Though equipped with a capable graphics card, the X1 Extreme review unit sputtered and stalled while displaying some Windows animations like switching between virtual desktops because of what I thought was a software glitch. The temperature of the CPU package rose to nearly 80 degrees Celsius every now and then, especially during app installs. Luckily, it wasn’t felt on the base of the device. But the cooling fans, which turned on every few minutes, were distractingly noisy.
I was apprehensive about the ThinkPad X1 Extreme’s battery life at first, what with its heavy powertrain inside and its 15.6-inch 4K display. Surprisingly it fared quite well during everyday use. With Wi-Fi and Bluetooth enabled, screen brightness set to 70 percent, the X1 Extreme ran at least ten instances of Chrome (each with at least twenty tabs open and music playing from YouTube), background Steam installations, and file transfers on battery.
With all of the above going on, the battery dipped from 100 to 26 percent in four straight hours. Considering the load it had, it’s not a bad time to clock. Charging back to near 100 happened in 1 hour, 25 minutes, which is pretty swift. On our standard battery benchmark test however, the X1 Extreme scored an average 3 hours, 35 minutes. All things considered, the battery on the X1 Extreme is not all that long-lasting but not bad either.
If you're in the market for a reliable, powerful business machine and your budget stretches all the way up to Rs 3 lakh, then yes, the Lenovo ThinkPad X1 Extreme is just the machine for you. However, if you're a creator who's not brand-conscious or doesn't want to invest so much in a laptop, consider the likes of the Asus ZenBook Pro and even the Dell Inspiron 7572 (if you're aiming for something in the one-lakh range).
The Lenovo ThinkPad X1 Extreme is definitely for you if you’re looking for a business machine that manages to find balance between power and portability. It’s a fine tool for image and video editing. Its massive powertrain inside is capable of handling a lot of tasks at the same time, heavy or light. Its 4K display, though oversaturated in terms of colour reproduction, is bright and allows for a great level of detail.

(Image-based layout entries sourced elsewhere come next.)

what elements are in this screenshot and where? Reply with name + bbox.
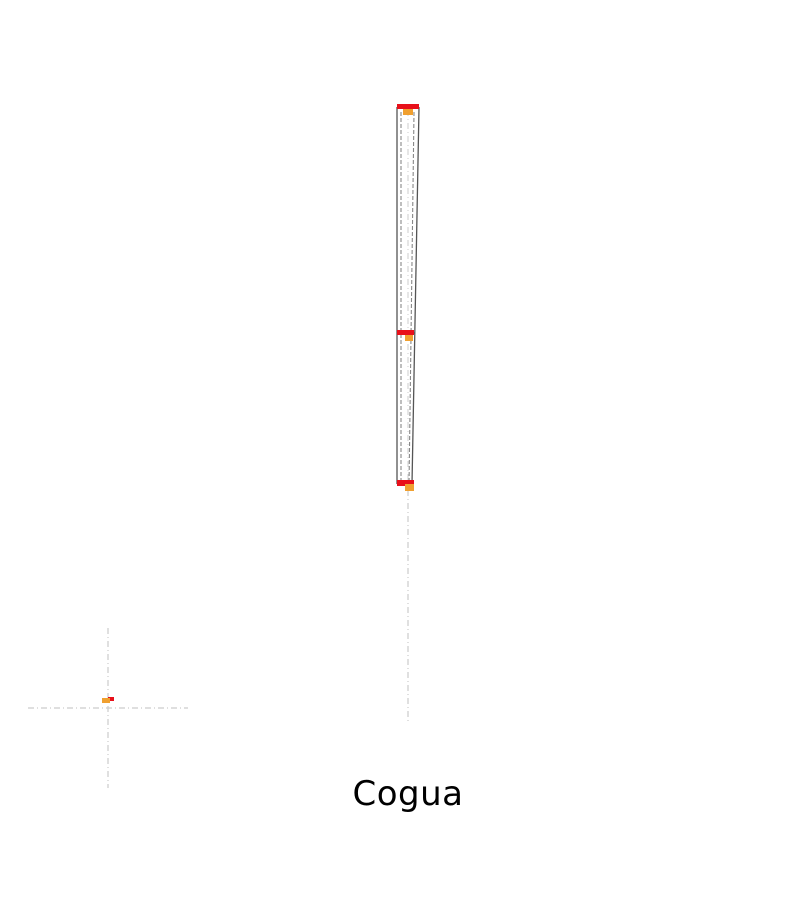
place-name-label: Cogua: [352, 774, 464, 814]
road-outline-right: [411, 106, 420, 485]
node-marker-middle-red[interactable]: [397, 330, 414, 335]
road-corridor: [396, 106, 420, 488]
location-marker-icon[interactable]: [102, 697, 114, 703]
segment-markers: [397, 104, 419, 491]
road-dash-inner-right: [408, 111, 415, 487]
node-marker-top-orange[interactable]: [403, 109, 413, 115]
node-marker-top-red[interactable]: [397, 104, 419, 109]
node-marker-bottom-orange[interactable]: [405, 484, 414, 491]
node-marker-middle-orange[interactable]: [405, 335, 413, 341]
node-marker-bottom-red[interactable]: [397, 480, 414, 486]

If you’re looking for something more casual, the Asus ZenBook Pro is your next best option. It comes with similar specs, better audio quality, and an innovative touchpad that doubles up as a secondary display. The ThinkPad X1 Extreme commands a 3-lakh-rupee price tag for the top-of-the-line variant, which, however you slice it, seems like too much for the value it offers. Then again, it’s a ThinkPad.